Los Pelambres now plans to expand the approach to the neighbouring coastal cities of Coquimbo and La Serena, four hours north by road from the mine. “Logistically, it would be as easy to procure supplies from the country’s capital Santiago, four hours south, but this would not meet the company’s goal of increasing regional acquisitions,” says Medina.

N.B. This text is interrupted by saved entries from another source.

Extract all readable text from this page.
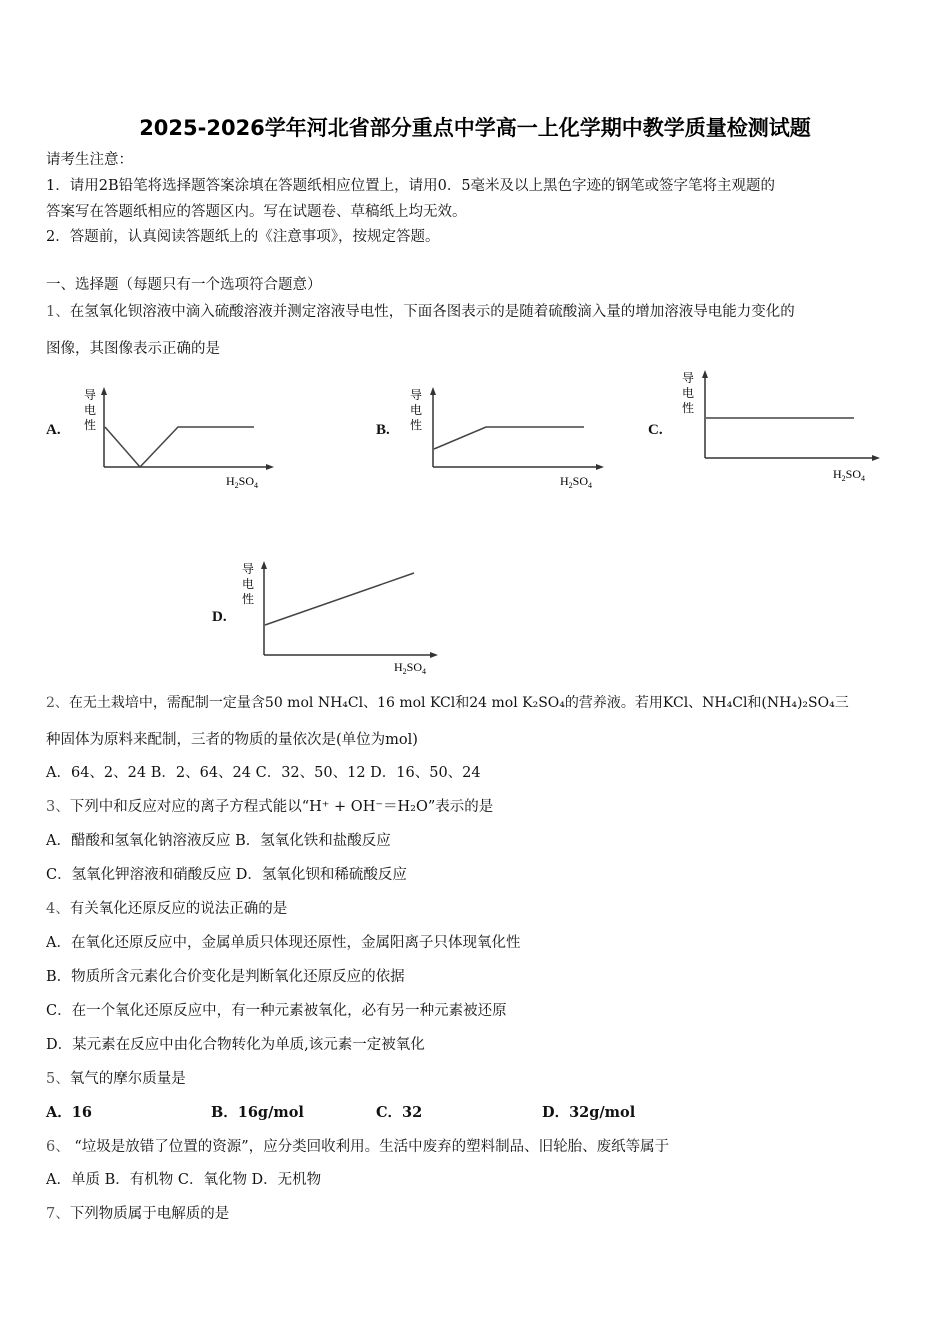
2025-2026学年河北省部分重点中学高一上化学期中教学质量检测试题
请考生注意：
1．请用2B铅笔将选择题答案涂填在答题纸相应位置上，请用0．5毫米及以上黑色字迹的钢笔或签字笔将主观题的
答案写在答题纸相应的答题区内。写在试题卷、草稿纸上均无效。
2．答题前，认真阅读答题纸上的《注意事项》，按规定答题。
一、选择题（每题只有一个选项符合题意）
1、在氢氧化钡溶液中滴入硫酸溶液并测定溶液导电性，下面各图表示的是随着硫酸滴入量的增加溶液导电能力变化的
图像，其图像表示正确的是
A.
导
电
性
$H_2SO_4$
B.
导
电
性
$H_2SO_4$
C.
导
电
性
$H_2SO_4$
D.
导
电
性
$H_2SO_4$
2、在无土栽培中，需配制一定量含50 mol NH₄Cl、16 mol KCl和24 mol K₂SO₄的营养液。若用KCl、NH₄Cl和(NH₄)₂SO₄三
种固体为原料来配制，三者的物质的量依次是(单位为mol)
A．64、2、24 B．2、64、24 C．32、50、12 D．16、50、24
3、下列中和反应对应的离子方程式能以“H⁺ + OH⁻＝H₂O”表示的是
A．醋酸和氢氧化钠溶液反应 B．氢氧化铁和盐酸反应
C．氢氧化钾溶液和硝酸反应 D．氢氧化钡和稀硫酸反应
4、有关氧化还原反应的说法正确的是
A．在氧化还原反应中，金属单质只体现还原性，金属阳离子只体现氧化性
B．物质所含元素化合价变化是判断氧化还原反应的依据
C．在一个氧化还原反应中，有一种元素被氧化，必有另一种元素被还原
D．某元素在反应中由化合物转化为单质,该元素一定被氧化
5、氧气的摩尔质量是
A．16	B．16g/mol	C．32	D．32g/mol
6、 “垃圾是放错了位置的资源”，应分类回收利用。生活中废弃的塑料制品、旧轮胎、废纸等属于
A．单质 B．有机物 C．氧化物 D．无机物
7、下列物质属于电解质的是
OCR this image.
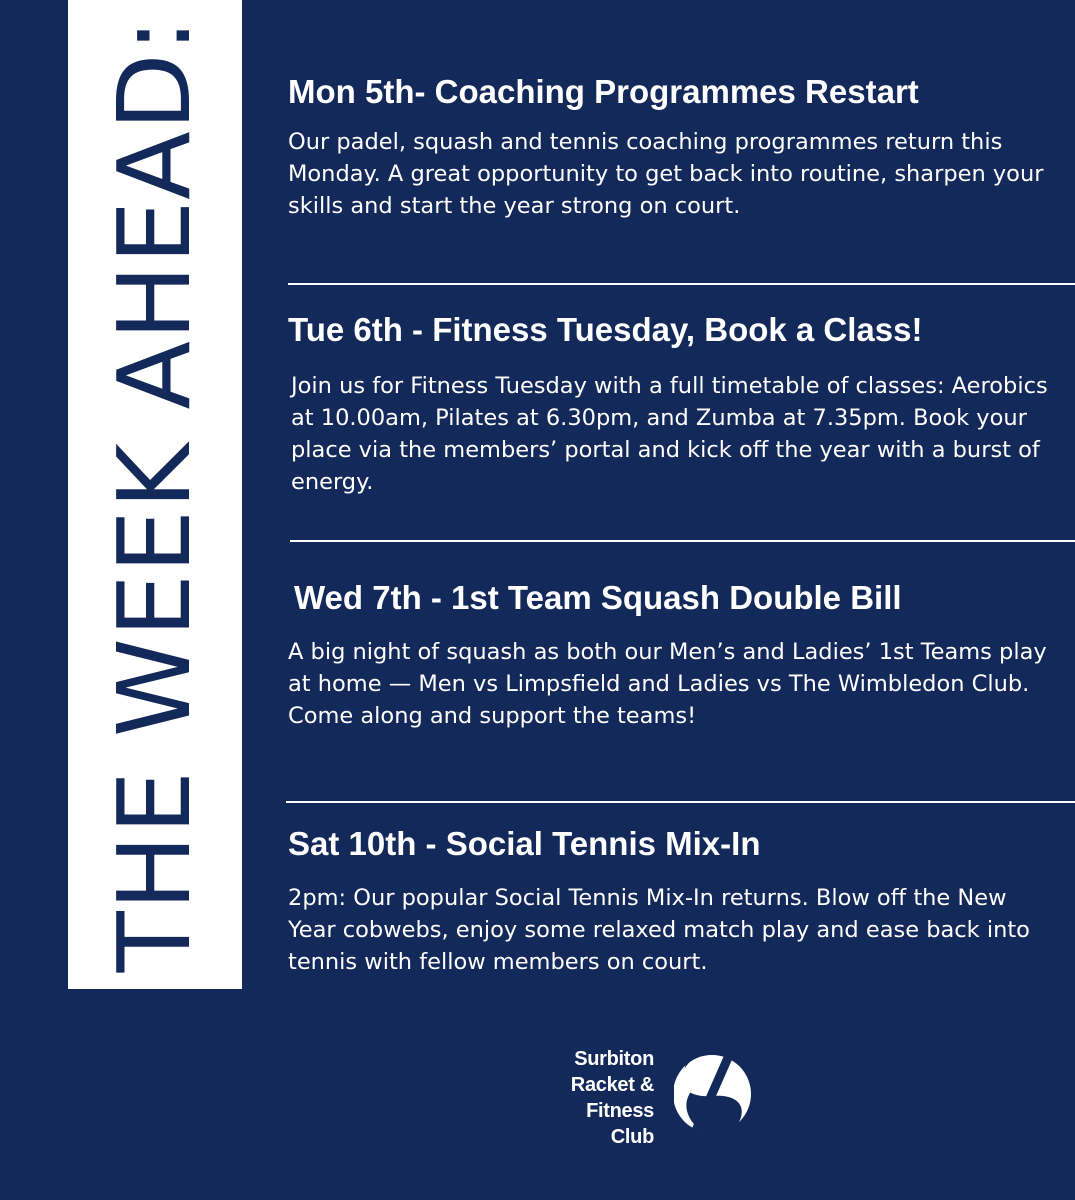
THE WEEK AHEAD: Mon 5th- Coaching Programmes Restart

Our padel, squash and tennis coaching programmes return this Monday. A great opportunity to get back into routine, sharpen your skills and start the year strong on court.

Tue 6th - Fitness Tuesday, Book a Class!

Join us for Fitness Tuesday with a full timetable of classes: Aerobics at 10.00am, Pilates at 6.30pm, and Zumba at 7.35pm. Book your place via the members’ portal and kick off the year with a burst of energy.

Wed 7th - 1st Team Squash Double Bill

A big night of squash as both our Men’s and Ladies’ 1st Teams play at home — Men vs Limpsfield and Ladies vs The Wimbledon Club. Come along and support the teams!

Sat 10th - Social Tennis Mix-In

2pm: Our popular Social Tennis Mix-In returns. Blow off the New Year cobwebs, enjoy some relaxed match play and ease back into tennis with fellow members on court.

Surbiton
Racket &
Fitness
Club
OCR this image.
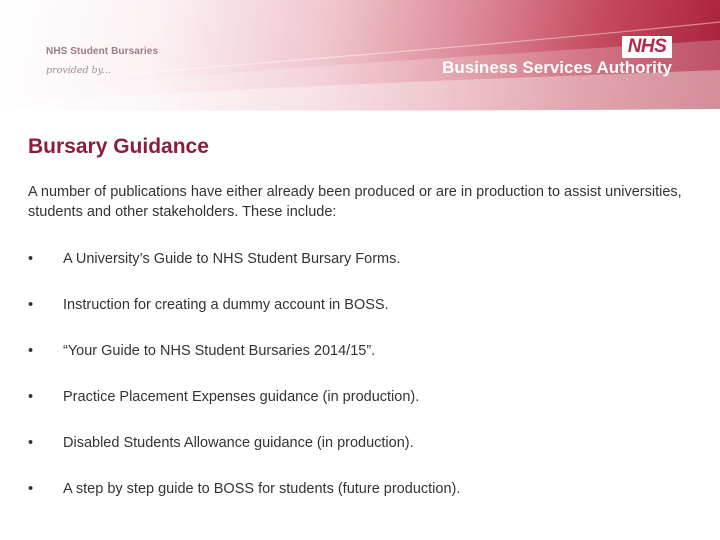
NHS Student Bursaries
provided by...
NHS
Business Services Authority
Bursary Guidance

A number of publications have either already been produced or are in production to assist universities, students and other stakeholders. These include:

•	A University’s Guide to NHS Student Bursary Forms.
•	Instruction for creating a dummy account in BOSS.
•	“Your Guide to NHS Student Bursaries 2014/15”.
•	Practice Placement Expenses guidance (in production).
•	Disabled Students Allowance guidance (in production).
•	A step by step guide to BOSS for students (future production).
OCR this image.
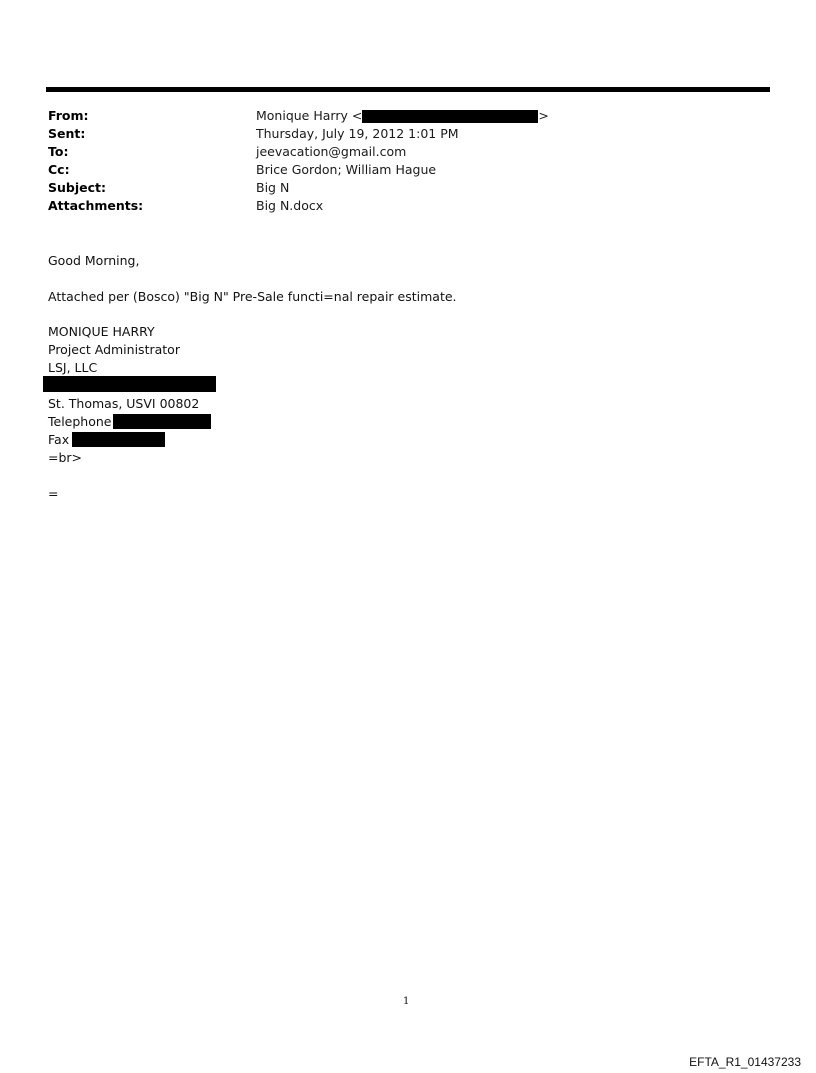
From:	Monique Harry <	>
Sent:	Thursday, July 19, 2012 1:01 PM
To:	jeevacation@gmail.com
Cc:	Brice Gordon; William Hague
Subject:	Big N
Attachments:	Big N.docx
Good Morning,
Attached per (Bosco) "Big N" Pre-Sale functi=nal repair estimate.
MONIQUE HARRY
Project Administrator
LSJ, LLC
St. Thomas, USVI 00802
Telephone
Fax
=br>
=
1
EFTA_R1_01437233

“The company has two full-time employees dedicated to developing local suppliers,” says Antonio Velásquez, Antofagasta’s Head of Supply. Working with business associations and supplier companies is a key part of the strategy, as is developing regional human capital. In July, Antofagasta signed an agreement with the Antofagasta Industrialists’ Association to use the SICEP digital directory of mining suppliers to improve its identification and classification of local suppliers. This will allow more local SMEs to be invited to participate in tender processes. It is also holding a series of virtual business meetings with suppliers on 16 planned tenders.
“The development of suppliers is underpinned by Antofagasta’s efforts to improve employability in the regions where it operates through initiatives such as job portals, technical professional training, university preparation courses and apprenticeships,” says Aníbal Chamorro, Manager of Public Affairs for Antofagasta’s three operations in the Antofagasta Region. “All these programmes seek to strengthen the human capital in the Region where we operate.”
The efforts are paying off. In the first half of 2020, the value of contracts awarded to local suppliers increased by 7%, to a total of $134 million, compared to the same period in 2019, surpassing the company’s target. Meanwhile, the number of local suppliers invited to take part in tenders rose by 13% to 5,999 over the same period.